Shelly-Ann Fraser-Pryce fixes wig mid-race but still qualifies in worlds 200m

World 100m champion Shelly-Ann Fraser-Pryce had to fix her wig halfway through her women’s 200m heat as she suffered a surprise defeat to Niger’s Aminatou Seyni.

The incident occurred as the Jamaican flew around the bend and felt her electric turquoise wig slipping – forcing her to reach her right arm upwards and take a second or so to adjust it. However she still finished in 22.26sec as she qualified easily for Tuesday’s semi-final.

Afterwards Fraser-Pryce explained that it was one of 10 wigs she has packed in a bag to Eugene. “I had my hair done, coloured from home, and I packed them,” she said. “I had different hair stylists here install them for me. This one I actually did myself.”

All the big names also qualified for the semi-finals, including Britain’s Dina Asher-Smith, who took it easy in finishing second in her heat in 22.56. “I got instructions from my coach to make sure that I ran a smart race and conserved energy for the semi-finals and the final in a few days,” she said.

However the performance of the round came from Seyni, who set a national record of 21.98 in qualifying fastest for Tuesday’s semi-finals by beating Fraser-Pryce. Namibia’s Beatrice Masilingi also looked super-smooth in beating the Olympic 200m champion Elaine Thompson-Herah with a run of 22.27 in her heat.

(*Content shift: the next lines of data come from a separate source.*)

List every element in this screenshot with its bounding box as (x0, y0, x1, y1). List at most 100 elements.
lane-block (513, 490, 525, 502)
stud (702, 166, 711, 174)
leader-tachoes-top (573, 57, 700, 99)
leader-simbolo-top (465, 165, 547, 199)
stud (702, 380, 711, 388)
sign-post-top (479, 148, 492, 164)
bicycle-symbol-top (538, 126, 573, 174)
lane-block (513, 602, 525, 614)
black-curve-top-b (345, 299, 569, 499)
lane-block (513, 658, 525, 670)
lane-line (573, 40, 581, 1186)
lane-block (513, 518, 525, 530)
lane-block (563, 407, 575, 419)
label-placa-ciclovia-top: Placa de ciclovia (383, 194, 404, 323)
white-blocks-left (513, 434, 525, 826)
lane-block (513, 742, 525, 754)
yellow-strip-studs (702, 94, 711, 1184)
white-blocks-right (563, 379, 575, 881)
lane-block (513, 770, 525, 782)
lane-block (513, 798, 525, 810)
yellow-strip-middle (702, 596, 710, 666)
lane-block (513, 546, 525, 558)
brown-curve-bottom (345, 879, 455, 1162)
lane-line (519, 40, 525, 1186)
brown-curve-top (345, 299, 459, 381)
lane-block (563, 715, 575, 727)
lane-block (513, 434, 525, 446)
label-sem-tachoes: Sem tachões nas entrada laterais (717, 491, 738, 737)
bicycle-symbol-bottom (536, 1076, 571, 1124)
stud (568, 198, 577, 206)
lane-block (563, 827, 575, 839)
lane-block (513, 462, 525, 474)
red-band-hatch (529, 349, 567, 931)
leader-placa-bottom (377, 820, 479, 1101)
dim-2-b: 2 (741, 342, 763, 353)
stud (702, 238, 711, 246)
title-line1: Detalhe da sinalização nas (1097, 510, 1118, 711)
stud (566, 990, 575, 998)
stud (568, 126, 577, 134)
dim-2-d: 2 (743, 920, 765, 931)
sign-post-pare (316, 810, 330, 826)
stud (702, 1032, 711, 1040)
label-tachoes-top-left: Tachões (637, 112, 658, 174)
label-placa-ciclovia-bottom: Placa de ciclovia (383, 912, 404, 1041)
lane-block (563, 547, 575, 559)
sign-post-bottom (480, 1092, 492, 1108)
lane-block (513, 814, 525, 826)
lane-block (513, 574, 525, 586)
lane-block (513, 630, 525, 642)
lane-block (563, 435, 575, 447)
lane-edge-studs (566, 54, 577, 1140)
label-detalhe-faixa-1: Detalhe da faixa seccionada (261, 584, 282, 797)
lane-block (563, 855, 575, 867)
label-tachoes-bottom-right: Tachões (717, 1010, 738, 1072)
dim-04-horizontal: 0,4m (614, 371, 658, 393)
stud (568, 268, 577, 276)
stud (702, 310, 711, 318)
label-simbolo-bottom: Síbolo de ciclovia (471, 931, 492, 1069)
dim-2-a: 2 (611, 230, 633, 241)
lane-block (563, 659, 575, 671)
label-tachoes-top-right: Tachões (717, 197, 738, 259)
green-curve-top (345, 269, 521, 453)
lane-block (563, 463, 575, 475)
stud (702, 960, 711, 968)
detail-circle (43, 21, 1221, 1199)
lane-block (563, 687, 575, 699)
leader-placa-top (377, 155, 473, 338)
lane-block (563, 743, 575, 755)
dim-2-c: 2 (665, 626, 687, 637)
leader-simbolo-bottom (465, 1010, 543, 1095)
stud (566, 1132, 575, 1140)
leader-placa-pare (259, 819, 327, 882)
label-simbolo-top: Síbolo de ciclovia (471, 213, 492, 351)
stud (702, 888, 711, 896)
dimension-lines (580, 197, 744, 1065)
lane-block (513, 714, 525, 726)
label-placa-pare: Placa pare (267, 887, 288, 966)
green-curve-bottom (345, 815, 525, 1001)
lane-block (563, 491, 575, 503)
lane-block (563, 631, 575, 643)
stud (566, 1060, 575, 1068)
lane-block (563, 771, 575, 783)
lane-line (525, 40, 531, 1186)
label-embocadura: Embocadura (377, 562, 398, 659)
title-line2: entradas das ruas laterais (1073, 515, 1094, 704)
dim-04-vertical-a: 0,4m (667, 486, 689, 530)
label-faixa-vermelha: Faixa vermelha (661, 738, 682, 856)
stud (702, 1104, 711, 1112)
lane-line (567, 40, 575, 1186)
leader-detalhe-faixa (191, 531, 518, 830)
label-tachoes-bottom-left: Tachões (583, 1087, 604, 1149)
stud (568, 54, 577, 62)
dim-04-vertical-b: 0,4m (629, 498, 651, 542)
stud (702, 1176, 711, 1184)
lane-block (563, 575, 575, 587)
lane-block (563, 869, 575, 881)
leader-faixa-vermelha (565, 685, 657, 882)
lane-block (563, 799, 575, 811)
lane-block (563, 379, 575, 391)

From both Seyni and Masilingi there was a sense of more to come – and that could lead to an interesting couple of days here in Eugene.

Both are barred from running in their favourite event, the 400m, under World Athletics rules for athletes with a difference in sex development (DSD), introduced after the Caster Semenya legal case in 2019.

Those rules mean 46 XY DSD athletes are banned from events between 400m and a mile, but are eligible for other events. However last month World Athletics president Sebastian Coe indicated that these rules might be changed because he favoured fairness for women’s sport over inclusion.

Coe is also mindful that in the Semenya case the court of arbitration for sport stated that 46 XY DSD athletes, who are born with male testes, “enjoy a significant sporting advantage … over 46 XX athletes without such DSD … including greater lean body mass, larger hearts and larger V02 max than 46 XX individuals”.

The hugely controversial issue has played out repeatedly in some of the biggest finals in recent years with Masilingi’s compatriot Christine Mboma winning the silver medal in Tokyo last year behind Thompson-Herah. It could yet be another talking point again.

On a day where women’s events took centre stage, Venezuela’s Yulimar Rojas, Kenya’s Faith Kipyegon and Belgium’s Nafi Thiam all added world titles to their Tokyo 2020 Olympic crowns.

Rojas secured an unprecedented third world triple jump title with a 15.47m leap, while Kipyegon took a thrilling 1500m. However there was drama in the heptathlon with Thiam having to overturn a 19-point deficit going into the final event to beat Anouk Vetter to win gold.

Thiam smashed her 800m PB by two seconds to end up with 6,947 points, the second-best mark of her career. However Britain’s defending champion, Katarina Johnson-Thompson, could only finish eighth with a score of 6,222.

Elsewhere, Qatar’s Mutaz Essa Barshim won his third straight world high jump title after clearing 2.37m.